Voilà. Nous n'avons pas attendu mais ce genre de démarches est la plus importante des missions civilo-militaires, surtout militaires. Et, vous allez voir, la reconstruction va commencer dans les villages qui seront sécurisés. Voilà ce qu'il faut faire. Et c'est un exemple.

Ce sont des missions de paix qu'on fait pour le moment. Ce sont des missions de paix avec des mandats du Conseil de sécurité. Aussi bien l'Eufor que le Darfour, qui ne l'a pas encore accompli, hélas, parce qu'on attend beaucoup de soldats et il n'y en pas beaucoup et pendant ce temps là les massacres continuent.

Et nous avons réussi à faire une opération que personne ne croyait possible. C'est de faire se rencontrer l'homme qui était chez nous, Abdul Wahid al Nour, qui était le premier chef rebelle, le fondateur de la rébellion au Darfour avec des interlocuteurs des Nations unies, avec les Soudanais et avec les Chinois. Pas mal ça ! On vous donnera les résultats.
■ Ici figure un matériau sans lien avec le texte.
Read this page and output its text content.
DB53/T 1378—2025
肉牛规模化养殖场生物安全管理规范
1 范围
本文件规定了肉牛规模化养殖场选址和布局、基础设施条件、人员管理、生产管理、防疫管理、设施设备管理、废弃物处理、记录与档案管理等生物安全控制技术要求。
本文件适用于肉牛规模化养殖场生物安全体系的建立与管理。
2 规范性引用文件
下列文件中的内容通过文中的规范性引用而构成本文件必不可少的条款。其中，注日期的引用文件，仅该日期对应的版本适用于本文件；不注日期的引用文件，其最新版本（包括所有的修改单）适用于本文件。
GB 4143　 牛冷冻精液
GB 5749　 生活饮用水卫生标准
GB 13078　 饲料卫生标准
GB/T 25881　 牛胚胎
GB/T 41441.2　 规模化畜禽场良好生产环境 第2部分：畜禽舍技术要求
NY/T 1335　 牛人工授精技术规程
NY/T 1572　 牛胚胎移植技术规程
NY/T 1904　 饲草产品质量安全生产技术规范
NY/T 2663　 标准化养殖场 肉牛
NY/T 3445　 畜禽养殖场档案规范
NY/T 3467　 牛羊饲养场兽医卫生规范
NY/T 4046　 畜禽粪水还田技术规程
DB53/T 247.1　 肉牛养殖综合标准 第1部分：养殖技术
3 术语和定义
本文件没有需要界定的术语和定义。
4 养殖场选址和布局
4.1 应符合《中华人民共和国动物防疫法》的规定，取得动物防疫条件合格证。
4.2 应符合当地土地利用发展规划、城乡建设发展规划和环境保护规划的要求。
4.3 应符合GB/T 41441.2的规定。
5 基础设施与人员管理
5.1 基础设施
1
Q - (à propos du voilier "Le Ponant")

R - Le Ponant ? Le Ponant, c'est très important. Pour la négociation, vous savez qu'il y a tout un dispositif qui a été mis en place dont je ne vous donnerai aucun des détails. Vous savez que, hélas, c'est une zone très connue, comme le détroit de Malacca, pour la piraterie qui y règne. C'est une zone où, l'année dernière, des dizaines de vaisseaux ont été attaqués. Il n'y a pas eu de mort d'homme et, en général, les bateaux qui croisent dans la zone, doivent croiser très au large et ne pas longer les côtes comme le Ponant. Mais il y a eu une attaque qui a été faite par un bateau intermédiaire qui ressemblait à un bateau de pêche.

Les bateaux demandent l'assistance militaire et ce que va faire la France c'est - nous l'avons déjà fait en envoyant un aviso escorteur qui a protégé les bateaux du PAM, maintenant c'est un aviso danois qui nous a remplacés - demander au Conseil de sécurité, nous allons demander à l'ONU qu'il y ait une surveillance internationale régulière de ces eaux. Ce n'est pas encore fait. Mais nous l'avons déjà fait pour le PAM, parce qu'attaquer, ceux qui apportaient de la nourriture en Somalie, qu'ils soient attaqués par des Somaliens pour la vendre, c'était assez immoral.

Nous espérons une issue sans effusion de sang. Et les contacts sont noués, c'est tout ce que je peux vous dire. Il y a une réunion quotidienne chez le président de la République avec le Premier ministre, et aujourd'hui aussi bien sûr, pour parler de ce problème.